Patients with atrial fibrillation (AFib) who undergo concomitant surgical ablation have an improvement in 30-day operative mortality, long-term survival and health-related quality of life, according to new expert consensus guidelines from the American Association for Thoracic Surgery (AATS).

The authors also found that concomitant surgical ablation in AFib patients does not increase the risk of perioperative morbidity, stroke or transient ischemic attack. In addition, they recommended that physicians should undergo training before performing surgical ablation.

The guidelines were published online in The Journal of Thoracic and Cardiovascular Surgery on April 19.

“Clinical practice regarding surgical ablation of [AFib] varies widely,” study co-author Marc Gillinov, MD, of the Cleveland Clinic, said in a news release. “This consensus statement should guide surgeons to provide the best therapy for their patients who have [AFib].”

A group of six cardiac surgeons, two biostatisticians and one electrophysiologist developed the guidelines based on a literature review of studies published from 2000 to 2015. All of the studies evaluated concomitant surgical ablation procedures in adults and included a comparison group of patients.

The panel graded the class of recommendation and the level of evidence for each of seven research questions. The five classes of recommendation are Class I (strong), IIa (moderate), IIb (weak), III (no benefit, moderate) and Class III (harm, strong). The five levels of evidence are Level A, B-R (randomized), B-NR (nonrandomized), C-LD (limited data) and Level C-EO (expert opinion).

The authors noted that the guidelines are intended for cardiothoracic surgeons performing operations in patients with AFib and cardiologists and electrophysiologists who refer patients for surgeries. They added that physicians treat AFib as a stand-alone procedure or concomitantly with valve, coronary bypass or other types of cardiac surgical procedures.

“It is clear that the success of any ablation procedure is dependent on the lesion pattern and the quality of the lesion,” the researchers wrote. “Surgeons should be familiar with the different lesion set options and the efficacy of the ablation tool in use.”

The authors mentioned that bipolar radiofrequency clamps or reusable/disposable cryoprobes are the best ablation devices, although they added that physicians should avoid coronary arteries when ablating.
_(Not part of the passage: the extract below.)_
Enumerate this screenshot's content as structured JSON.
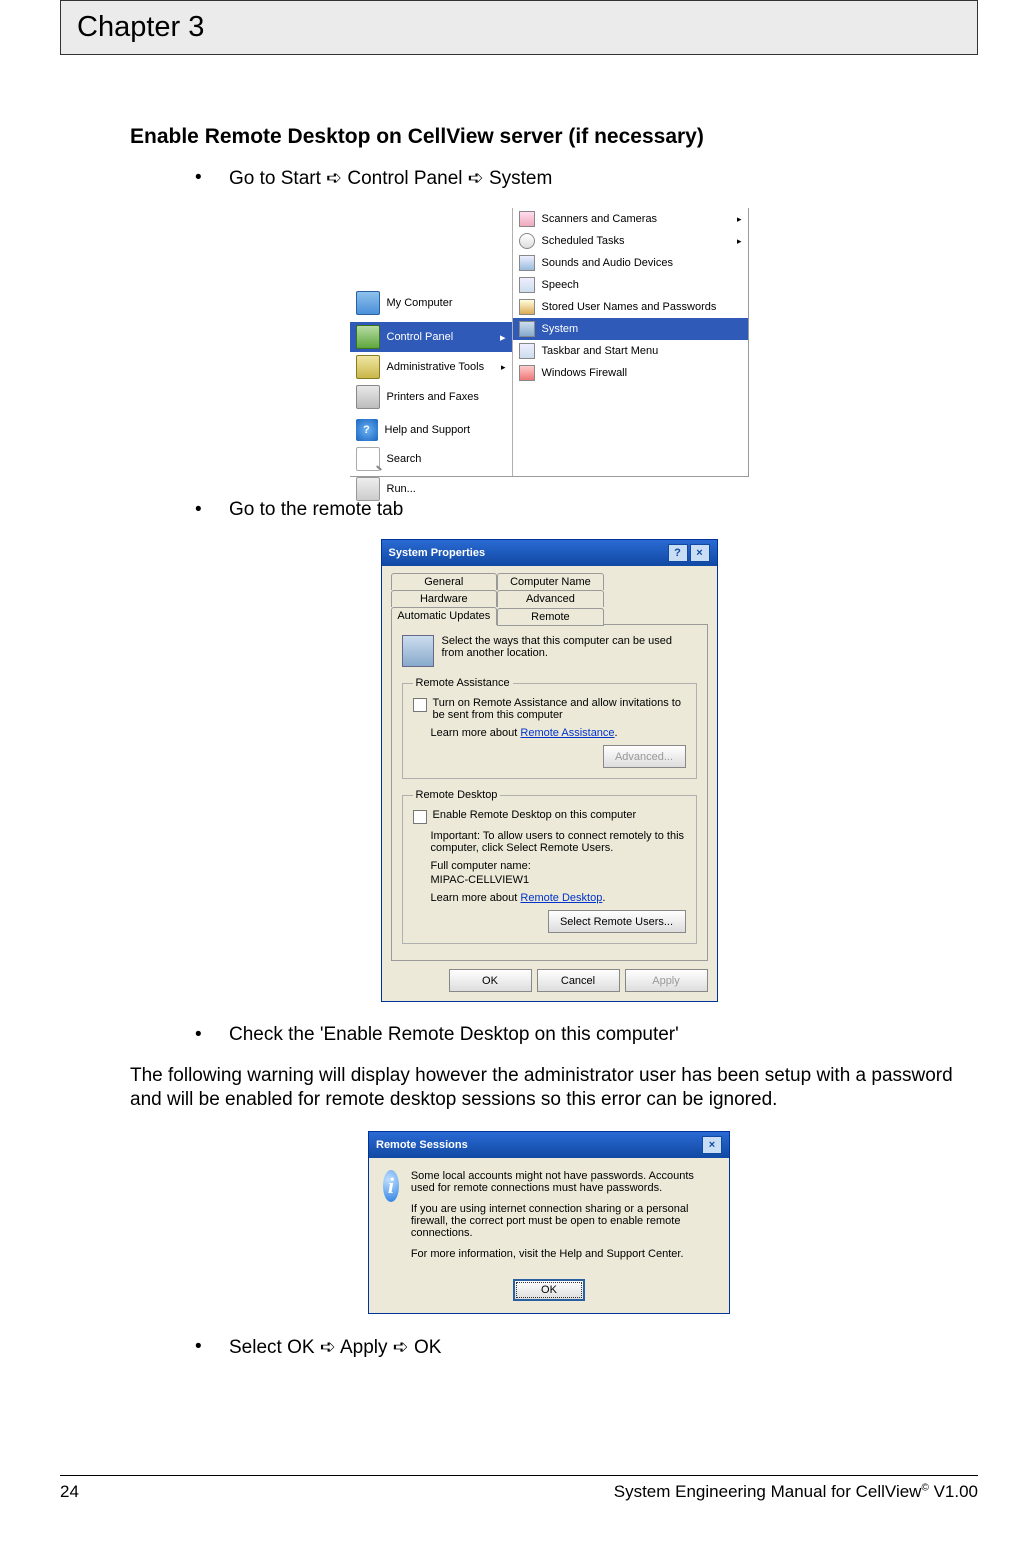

They also recommended training and mentoring protocols for surgeons interested in surgical ablation and trials that use standard time points and outcomes.
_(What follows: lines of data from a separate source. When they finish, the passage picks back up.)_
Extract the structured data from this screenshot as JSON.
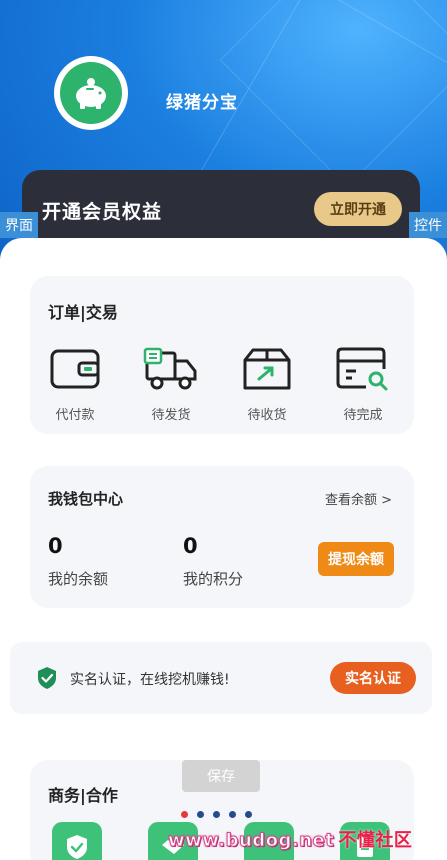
{
  "profile": {
    "username": "绿猪分宝"
  },
  "vip": {
    "title": "开通会员权益",
    "button": "立即开通"
  },
  "tags": {
    "left": "界面",
    "right": "控件"
  },
  "orders": {
    "title": "订单|交易",
    "items": [
      {
        "label": "代付款",
        "icon": "wallet-icon"
      },
      {
        "label": "待发货",
        "icon": "truck-icon"
      },
      {
        "label": "待收货",
        "icon": "package-icon"
      },
      {
        "label": "待完成",
        "icon": "card-search-icon"
      }
    ]
  },
  "wallet": {
    "title": "我钱包中心",
    "link": "查看余额 >",
    "balance_value": "0",
    "balance_label": "我的余额",
    "points_value": "0",
    "points_label": "我的积分",
    "withdraw": "提现余额"
  },
  "verify": {
    "text": "实名认证，在线挖机赚钱!",
    "button": "实名认证"
  },
  "business": {
    "title": "商务|合作"
  },
  "save": {
    "label": "保存"
  },
  "carousel": {
    "count": 5,
    "active": 0
  },
  "watermark": {
    "url": "www.budog.net",
    "cn": "不懂社区"
  },
  "colors": {
    "brand_green": "#2db36b",
    "hero_blue": "#1b7fe0",
    "vip_gold": "#e8c98a",
    "orange": "#f08a16",
    "verify_orange": "#e8601f"
  }
}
“These guidelines are extremely important for a few reasons,” lead author Niv Ad, MD, a cardiothoracic surgeon and professor at the West Virginia University School of Medicine, said in a news release. “This consensus statement demonstrates the safety of the procedure and the clear association with reduced early death compared to patients who were left with atrial fibrillation. It also clearly states that there is a reduction in late stroke and better long term survival with improved quality of life.”